Por Igor Oliveira, consultor empresarial
No Brasil dos últimos anos, uma memória que seguidamente reaparece é a do filme Comédia do Poder. A produção de 2006 conta a história de uma juíza que, ao investigar um esquema massivo de corrupção, atinge pessoas cada vez mais poderosas na sociedade francesa. Aos poucos, a juíza vai percebendo que, quanto mais ela avança, mais poder acumula. O poder torna-se uma motivação para ir ainda mais a fundo, o que leva a personagem a questionamentos existenciais.

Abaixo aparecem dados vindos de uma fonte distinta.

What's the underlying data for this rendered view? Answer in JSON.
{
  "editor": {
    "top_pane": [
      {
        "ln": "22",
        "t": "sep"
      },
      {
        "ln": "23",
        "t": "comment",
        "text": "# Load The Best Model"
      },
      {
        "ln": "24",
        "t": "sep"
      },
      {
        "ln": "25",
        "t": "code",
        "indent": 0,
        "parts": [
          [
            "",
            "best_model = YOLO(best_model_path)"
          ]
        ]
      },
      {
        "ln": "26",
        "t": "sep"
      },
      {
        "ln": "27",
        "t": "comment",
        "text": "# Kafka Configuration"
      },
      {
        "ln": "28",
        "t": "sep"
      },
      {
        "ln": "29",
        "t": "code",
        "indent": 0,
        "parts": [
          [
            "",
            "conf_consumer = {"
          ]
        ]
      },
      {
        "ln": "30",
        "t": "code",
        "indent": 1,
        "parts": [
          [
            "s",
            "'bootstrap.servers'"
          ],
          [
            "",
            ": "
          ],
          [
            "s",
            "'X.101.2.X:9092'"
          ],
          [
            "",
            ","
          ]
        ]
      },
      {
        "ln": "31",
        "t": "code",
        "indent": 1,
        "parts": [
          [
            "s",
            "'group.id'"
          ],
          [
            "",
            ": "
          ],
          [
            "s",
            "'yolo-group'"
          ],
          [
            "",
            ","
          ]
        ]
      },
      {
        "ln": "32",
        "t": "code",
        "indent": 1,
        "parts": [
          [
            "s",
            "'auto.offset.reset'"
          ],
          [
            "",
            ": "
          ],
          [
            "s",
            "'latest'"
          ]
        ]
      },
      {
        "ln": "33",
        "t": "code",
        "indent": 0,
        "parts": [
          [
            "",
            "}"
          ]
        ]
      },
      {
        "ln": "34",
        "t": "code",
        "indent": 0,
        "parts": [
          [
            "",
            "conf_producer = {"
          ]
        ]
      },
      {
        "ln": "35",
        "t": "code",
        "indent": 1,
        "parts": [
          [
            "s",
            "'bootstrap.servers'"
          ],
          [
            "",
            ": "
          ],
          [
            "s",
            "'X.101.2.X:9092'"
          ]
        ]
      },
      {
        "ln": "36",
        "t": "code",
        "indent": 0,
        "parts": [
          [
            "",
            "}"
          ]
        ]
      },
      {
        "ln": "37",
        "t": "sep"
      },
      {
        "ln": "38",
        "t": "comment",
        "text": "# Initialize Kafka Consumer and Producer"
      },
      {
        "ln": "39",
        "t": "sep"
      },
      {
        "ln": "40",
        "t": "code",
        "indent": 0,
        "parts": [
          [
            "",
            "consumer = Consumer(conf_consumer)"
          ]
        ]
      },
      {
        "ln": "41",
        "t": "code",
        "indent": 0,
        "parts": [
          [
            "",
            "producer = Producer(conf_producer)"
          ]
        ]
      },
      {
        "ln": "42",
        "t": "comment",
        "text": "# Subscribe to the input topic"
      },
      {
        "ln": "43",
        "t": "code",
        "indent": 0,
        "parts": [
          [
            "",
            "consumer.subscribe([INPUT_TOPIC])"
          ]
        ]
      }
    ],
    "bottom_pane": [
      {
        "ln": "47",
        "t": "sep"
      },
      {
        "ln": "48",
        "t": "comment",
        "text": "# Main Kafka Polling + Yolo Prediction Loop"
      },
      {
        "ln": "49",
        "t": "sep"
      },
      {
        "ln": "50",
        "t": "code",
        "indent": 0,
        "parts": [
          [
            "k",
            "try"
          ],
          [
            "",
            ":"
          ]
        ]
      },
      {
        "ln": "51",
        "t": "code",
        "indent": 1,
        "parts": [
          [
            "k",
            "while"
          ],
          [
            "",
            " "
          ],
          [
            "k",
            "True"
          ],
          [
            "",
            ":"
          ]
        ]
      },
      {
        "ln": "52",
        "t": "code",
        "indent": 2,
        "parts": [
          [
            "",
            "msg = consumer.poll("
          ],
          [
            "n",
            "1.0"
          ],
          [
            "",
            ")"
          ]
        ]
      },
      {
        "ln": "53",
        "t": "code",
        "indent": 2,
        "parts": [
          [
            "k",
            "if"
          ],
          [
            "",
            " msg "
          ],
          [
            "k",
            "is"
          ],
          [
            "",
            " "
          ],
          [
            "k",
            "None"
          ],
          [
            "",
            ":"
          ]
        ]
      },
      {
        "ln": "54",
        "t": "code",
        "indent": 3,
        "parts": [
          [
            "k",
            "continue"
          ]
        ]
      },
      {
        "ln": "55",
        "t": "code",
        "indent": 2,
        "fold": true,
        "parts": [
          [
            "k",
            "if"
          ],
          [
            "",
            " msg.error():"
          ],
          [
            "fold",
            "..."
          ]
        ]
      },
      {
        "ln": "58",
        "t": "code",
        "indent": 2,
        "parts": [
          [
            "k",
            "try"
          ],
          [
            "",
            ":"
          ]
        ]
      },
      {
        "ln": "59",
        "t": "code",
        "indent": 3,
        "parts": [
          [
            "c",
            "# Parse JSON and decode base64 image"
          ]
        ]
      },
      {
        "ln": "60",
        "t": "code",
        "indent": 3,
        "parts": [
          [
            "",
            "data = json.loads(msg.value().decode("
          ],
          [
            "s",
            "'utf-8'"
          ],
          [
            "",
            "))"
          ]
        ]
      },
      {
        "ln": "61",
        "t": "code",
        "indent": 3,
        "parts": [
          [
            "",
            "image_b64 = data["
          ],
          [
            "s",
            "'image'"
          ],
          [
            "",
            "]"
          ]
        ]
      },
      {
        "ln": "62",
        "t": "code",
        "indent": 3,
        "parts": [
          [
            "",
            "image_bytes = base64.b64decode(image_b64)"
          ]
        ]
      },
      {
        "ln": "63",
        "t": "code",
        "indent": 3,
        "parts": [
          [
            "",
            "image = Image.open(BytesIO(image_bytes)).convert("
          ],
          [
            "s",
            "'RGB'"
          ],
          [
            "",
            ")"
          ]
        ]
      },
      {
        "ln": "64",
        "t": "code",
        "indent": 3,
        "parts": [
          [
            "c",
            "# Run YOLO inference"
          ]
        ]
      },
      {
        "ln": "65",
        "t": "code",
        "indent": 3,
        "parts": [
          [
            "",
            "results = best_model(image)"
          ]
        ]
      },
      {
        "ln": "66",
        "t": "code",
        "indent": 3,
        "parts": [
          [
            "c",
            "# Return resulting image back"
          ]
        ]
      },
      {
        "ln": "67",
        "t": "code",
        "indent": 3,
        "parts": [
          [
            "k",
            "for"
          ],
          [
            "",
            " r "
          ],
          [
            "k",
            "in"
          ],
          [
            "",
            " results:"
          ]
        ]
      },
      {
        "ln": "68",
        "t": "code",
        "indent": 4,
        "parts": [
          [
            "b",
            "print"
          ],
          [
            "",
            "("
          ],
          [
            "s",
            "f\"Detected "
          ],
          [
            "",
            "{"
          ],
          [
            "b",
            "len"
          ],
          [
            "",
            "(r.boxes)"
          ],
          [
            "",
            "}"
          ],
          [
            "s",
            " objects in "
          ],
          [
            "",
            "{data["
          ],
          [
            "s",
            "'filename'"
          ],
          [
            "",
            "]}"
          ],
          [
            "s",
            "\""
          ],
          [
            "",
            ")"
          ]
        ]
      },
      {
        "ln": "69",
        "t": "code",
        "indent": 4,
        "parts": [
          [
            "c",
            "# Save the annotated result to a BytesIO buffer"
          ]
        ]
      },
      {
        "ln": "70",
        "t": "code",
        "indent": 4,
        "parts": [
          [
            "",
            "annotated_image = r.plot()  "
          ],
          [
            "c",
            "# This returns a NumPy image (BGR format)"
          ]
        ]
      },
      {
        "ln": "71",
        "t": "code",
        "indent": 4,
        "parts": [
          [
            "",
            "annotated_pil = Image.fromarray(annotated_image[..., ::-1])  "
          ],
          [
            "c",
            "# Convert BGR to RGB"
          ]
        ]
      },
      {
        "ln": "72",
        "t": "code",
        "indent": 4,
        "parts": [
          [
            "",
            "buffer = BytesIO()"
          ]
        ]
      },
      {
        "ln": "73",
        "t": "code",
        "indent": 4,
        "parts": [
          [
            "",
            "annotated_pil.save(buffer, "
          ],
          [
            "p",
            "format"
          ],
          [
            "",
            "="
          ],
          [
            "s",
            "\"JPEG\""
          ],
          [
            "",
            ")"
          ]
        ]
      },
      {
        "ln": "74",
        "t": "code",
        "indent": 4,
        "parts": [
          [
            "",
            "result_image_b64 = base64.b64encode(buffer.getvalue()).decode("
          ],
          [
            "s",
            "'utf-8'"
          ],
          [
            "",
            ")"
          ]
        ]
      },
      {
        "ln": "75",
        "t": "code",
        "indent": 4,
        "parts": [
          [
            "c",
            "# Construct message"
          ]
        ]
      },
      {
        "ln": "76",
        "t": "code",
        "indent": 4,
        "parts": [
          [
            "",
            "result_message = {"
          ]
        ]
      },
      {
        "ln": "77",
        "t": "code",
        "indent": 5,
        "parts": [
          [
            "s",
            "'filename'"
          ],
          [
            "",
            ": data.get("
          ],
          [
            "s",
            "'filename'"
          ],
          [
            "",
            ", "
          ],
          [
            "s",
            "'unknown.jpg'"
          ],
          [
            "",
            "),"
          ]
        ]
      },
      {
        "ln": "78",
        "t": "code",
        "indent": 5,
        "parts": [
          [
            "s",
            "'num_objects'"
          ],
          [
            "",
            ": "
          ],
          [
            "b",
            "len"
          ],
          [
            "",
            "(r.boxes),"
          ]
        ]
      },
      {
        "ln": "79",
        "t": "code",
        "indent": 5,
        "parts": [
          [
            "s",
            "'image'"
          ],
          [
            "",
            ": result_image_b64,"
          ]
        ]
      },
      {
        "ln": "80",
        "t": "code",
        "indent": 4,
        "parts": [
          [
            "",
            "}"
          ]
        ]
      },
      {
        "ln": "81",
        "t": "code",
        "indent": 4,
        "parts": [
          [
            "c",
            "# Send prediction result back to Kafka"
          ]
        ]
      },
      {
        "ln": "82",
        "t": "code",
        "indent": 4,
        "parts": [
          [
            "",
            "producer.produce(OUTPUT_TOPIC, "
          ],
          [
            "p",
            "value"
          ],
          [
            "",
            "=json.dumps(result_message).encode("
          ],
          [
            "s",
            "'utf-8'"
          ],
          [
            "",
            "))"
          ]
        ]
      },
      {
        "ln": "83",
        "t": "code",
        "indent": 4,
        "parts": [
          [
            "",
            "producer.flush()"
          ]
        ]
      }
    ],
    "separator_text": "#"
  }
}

Em 2017, escrevi uma série de artigos sobre a corrupção na JBS. Entre outras coisas, me surpreendi com o acordo de leniência firmado entre a holding dos irmãos Batista (J&F) e o MPF-DF. Além de ter ficado barato para a empresa, o acordo, parcelado em 25 anos, previa que metade do dinheiro fosse destinado a dois fundos de pensão, Funcef e Petros, acionistas da JBS.
A Lei Anticorrupção, de 2013, diz que esse tipo de multa deve ser “preferencialmente destinado a órgãos ou entidades públicas lesadas”. Permite, portanto, alguma discricionariedade aos procuradores e juízes para determinar o destino do dinheiro.
Entretanto, destinar metade do dinheiro a instituições de previdência que representam apenas uma parcela dos acionistas da JBS é um absurdo. Fica evidente a confusão na cabeça dos agentes da Justiça: por serem Funcef e Petros fundos de pensão dos funcionários de empresas originalmente estatais, o acordo atribuiu a eles um caráter público quando, na verdade, são instituições privadas. E, pior, a homologação desse acordo criou um privilégio ao dar a esses grandes acionistas um status que não foi reconhecido aos pequenos.
A confusão entre público e privado também foi visível na tentativa, por parte de membros da Operação Lava-Jato, de constituir uma fundação privada para gerenciar dinheiro público oriundo de multas da Petrobras. Trata-se de uma versão judicial do velho patrimonialismo brasileiro.
Outro que frequentemente sofre com a Comédia do Poder é Sergio Moro. O fato de ter aceitado ser ministro após condenar alguns dos grandes adversários políticos do presidente eleito já é um paralelo perfeito com o filme. Seu pacote anticrime leva o enredo de Claude Chabrol a desdobramentos impensáveis na realidade francesa, porém plenamente possíveis no Brasil de 2019. Não deixe de assistir.